How to master field sales, with insights from high-performing reps

When I first started working in sales, I found picking up the phone pretty daunting so I’ve always admired the folks who head out into the trade and try to sell in person! 

Since I’ve been with Bowimi, I’ve become friends with some amazing field sales reps, so I asked them what it takes to be a high performing sales rep. (PS If you’re looking to hire and train reps, we have a guide all about that here.)

Be organised 

If you say you’ll bring samples on Tuesday, bring samples on Tuesday. If you drop the ball and don’t keep your promises it doesn’t just reflect badly on you, it reflects badly on the brand. One venue I know refuses to buy from a particular brewery simply because one of their reps was unreliable years ago when the manager was at a different pub! 

You’ll also want to ring ahead to make sure people are expecting you, especially when it’s a second or third meeting. This maximises your chances of sitting down with the right person and having a productive conversation. 

Max Jones from Perfect Ted makes a plan for busy periods, like lunchtime, and goes in just beforehand so he isn’t interrupting people and can get his products looking presentable before the rush. 

Be friendly. 

People buy from people, not companies; so take the time to introduce yourself and get to know the people you’re selling to. George Demetriou from Longshot, likes to start with a handshake and introduction, compliment their shop and ask more about their business. 

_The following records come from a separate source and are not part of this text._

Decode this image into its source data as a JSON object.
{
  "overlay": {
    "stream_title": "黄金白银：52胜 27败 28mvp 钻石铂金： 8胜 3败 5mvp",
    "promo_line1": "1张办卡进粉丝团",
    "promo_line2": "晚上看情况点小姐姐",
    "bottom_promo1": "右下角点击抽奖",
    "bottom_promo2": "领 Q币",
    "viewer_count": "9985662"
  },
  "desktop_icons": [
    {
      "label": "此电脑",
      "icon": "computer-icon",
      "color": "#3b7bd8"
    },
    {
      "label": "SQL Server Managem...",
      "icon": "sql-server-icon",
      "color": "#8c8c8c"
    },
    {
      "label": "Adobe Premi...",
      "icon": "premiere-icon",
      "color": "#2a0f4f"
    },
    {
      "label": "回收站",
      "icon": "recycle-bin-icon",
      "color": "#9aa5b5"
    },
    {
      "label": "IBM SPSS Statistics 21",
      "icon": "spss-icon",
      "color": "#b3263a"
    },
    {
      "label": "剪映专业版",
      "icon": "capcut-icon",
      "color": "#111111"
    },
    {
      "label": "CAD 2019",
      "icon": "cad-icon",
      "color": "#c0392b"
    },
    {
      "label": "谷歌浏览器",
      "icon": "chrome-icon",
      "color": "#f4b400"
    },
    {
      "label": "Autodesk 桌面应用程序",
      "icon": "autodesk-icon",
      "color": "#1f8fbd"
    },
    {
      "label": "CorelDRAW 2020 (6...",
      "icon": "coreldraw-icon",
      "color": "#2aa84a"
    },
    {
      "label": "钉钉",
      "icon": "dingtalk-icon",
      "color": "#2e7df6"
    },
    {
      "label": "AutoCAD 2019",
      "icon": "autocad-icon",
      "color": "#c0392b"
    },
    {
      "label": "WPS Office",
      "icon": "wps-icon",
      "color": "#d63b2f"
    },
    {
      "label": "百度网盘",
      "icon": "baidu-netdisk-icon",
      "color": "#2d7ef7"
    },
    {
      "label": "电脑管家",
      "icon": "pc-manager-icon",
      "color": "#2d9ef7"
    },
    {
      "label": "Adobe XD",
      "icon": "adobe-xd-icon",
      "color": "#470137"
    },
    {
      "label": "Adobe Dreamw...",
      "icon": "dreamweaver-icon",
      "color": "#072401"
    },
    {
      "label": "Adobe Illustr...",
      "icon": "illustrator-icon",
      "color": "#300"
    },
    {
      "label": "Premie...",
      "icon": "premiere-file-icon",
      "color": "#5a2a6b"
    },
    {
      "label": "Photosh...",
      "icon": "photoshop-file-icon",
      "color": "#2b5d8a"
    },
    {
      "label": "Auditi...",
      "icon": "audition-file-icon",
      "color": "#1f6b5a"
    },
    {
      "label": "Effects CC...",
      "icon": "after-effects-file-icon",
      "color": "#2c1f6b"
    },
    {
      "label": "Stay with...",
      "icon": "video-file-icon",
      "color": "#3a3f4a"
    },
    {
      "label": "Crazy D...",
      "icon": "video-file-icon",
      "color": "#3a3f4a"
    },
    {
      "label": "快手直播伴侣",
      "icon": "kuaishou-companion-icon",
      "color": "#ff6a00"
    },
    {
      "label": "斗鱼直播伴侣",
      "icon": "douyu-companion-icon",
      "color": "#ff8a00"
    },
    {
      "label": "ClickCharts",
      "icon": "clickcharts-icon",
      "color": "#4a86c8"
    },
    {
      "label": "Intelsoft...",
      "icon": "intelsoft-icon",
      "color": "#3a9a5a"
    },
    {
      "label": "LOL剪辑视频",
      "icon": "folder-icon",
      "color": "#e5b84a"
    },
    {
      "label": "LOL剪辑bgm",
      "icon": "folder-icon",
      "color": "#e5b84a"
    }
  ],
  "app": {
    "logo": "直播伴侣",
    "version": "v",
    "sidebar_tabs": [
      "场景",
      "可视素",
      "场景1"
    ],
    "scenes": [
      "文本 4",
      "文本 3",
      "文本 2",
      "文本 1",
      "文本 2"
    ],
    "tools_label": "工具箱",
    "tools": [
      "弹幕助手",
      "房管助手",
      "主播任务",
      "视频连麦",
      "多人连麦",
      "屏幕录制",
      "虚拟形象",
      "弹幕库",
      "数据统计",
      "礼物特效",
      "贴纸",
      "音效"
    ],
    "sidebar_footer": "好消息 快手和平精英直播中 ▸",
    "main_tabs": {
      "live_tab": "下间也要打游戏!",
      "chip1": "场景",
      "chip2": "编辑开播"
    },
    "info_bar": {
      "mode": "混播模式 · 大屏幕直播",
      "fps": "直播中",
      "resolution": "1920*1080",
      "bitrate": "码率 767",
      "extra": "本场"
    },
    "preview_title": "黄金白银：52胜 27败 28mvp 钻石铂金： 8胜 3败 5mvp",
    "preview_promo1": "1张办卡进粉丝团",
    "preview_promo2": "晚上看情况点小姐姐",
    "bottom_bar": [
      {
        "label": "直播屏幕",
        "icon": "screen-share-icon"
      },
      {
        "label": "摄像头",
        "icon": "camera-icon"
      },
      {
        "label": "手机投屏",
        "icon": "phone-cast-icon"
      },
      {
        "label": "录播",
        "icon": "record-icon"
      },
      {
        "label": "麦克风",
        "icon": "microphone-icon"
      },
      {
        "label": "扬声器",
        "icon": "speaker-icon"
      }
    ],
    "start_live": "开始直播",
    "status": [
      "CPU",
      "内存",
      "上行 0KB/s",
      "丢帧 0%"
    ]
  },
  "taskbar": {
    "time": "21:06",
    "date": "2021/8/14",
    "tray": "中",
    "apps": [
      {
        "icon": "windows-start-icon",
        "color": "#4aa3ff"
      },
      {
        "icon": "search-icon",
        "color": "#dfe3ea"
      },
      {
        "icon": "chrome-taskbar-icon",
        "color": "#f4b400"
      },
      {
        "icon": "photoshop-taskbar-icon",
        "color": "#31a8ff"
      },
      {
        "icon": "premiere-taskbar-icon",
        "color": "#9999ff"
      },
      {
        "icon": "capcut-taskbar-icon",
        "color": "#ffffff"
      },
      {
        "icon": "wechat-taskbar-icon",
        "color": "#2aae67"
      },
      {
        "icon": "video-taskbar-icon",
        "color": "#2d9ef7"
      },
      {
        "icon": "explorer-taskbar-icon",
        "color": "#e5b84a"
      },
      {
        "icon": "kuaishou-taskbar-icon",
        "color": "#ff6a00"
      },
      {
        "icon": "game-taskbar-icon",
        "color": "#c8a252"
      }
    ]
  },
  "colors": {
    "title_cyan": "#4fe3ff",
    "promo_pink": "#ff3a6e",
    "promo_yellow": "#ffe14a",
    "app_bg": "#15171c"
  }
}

Think about how you can help their business: you’re not the only salesperson they’ll have seen this week, so be empathetic and  bring something unique to the table.

Even if you don’t see the person you need to, you’re wasting your time if you don’t at least say hello to the staff and gain some information that you can deploy later on in the process. 

Be creative

Where you’ll really win is by collaborating with locations. Do whatever it takes to breathe the location, understand what makes it unique and what their customers will be delighted by. 

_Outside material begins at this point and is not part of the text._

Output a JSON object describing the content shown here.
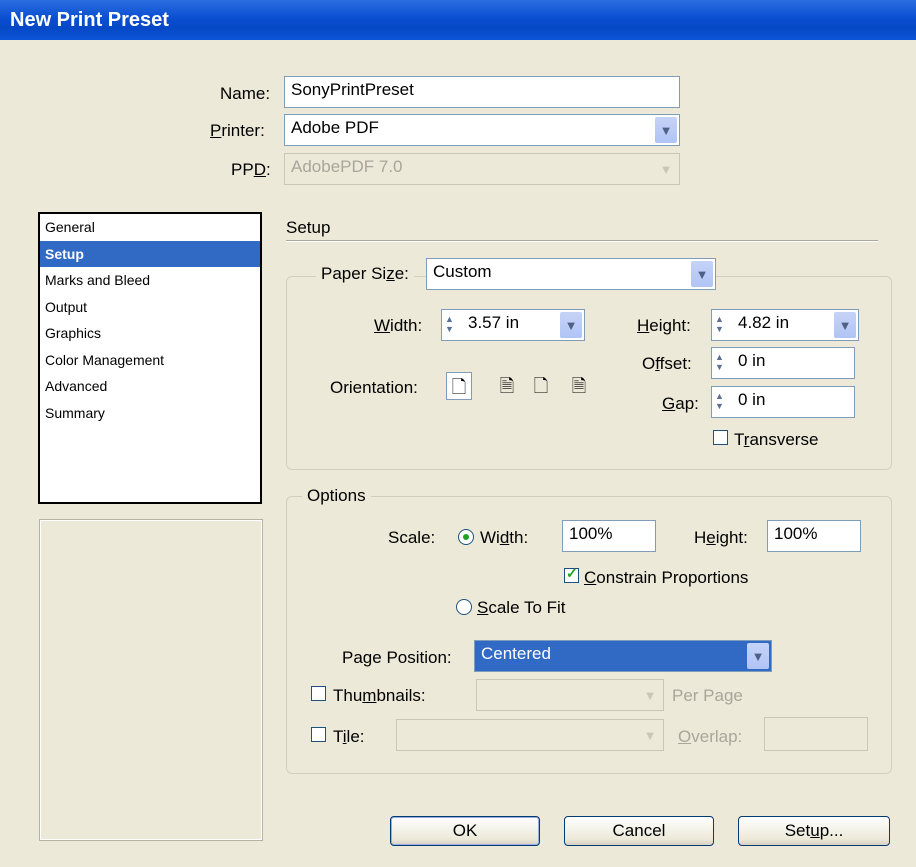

Where are the best places to put your brand so that end customers’ eyes land on your product first? Is it fridge placement, menus or staff recommendations that will sell your product in store? 

Do you need to sit in a deli for the entire lunch hour to see how customers move through the location? Make a note of which shelves and products so you can place yourself in the best places for that venue.


Don’t fret too much. There aren’t any super slick tricks or shortcuts to being successful in this role. Will Cary from Living Things Soda says “the real challenge is just turning up, being consistent, and seeing things through, admittedly this is harder than it sounds sometimes.”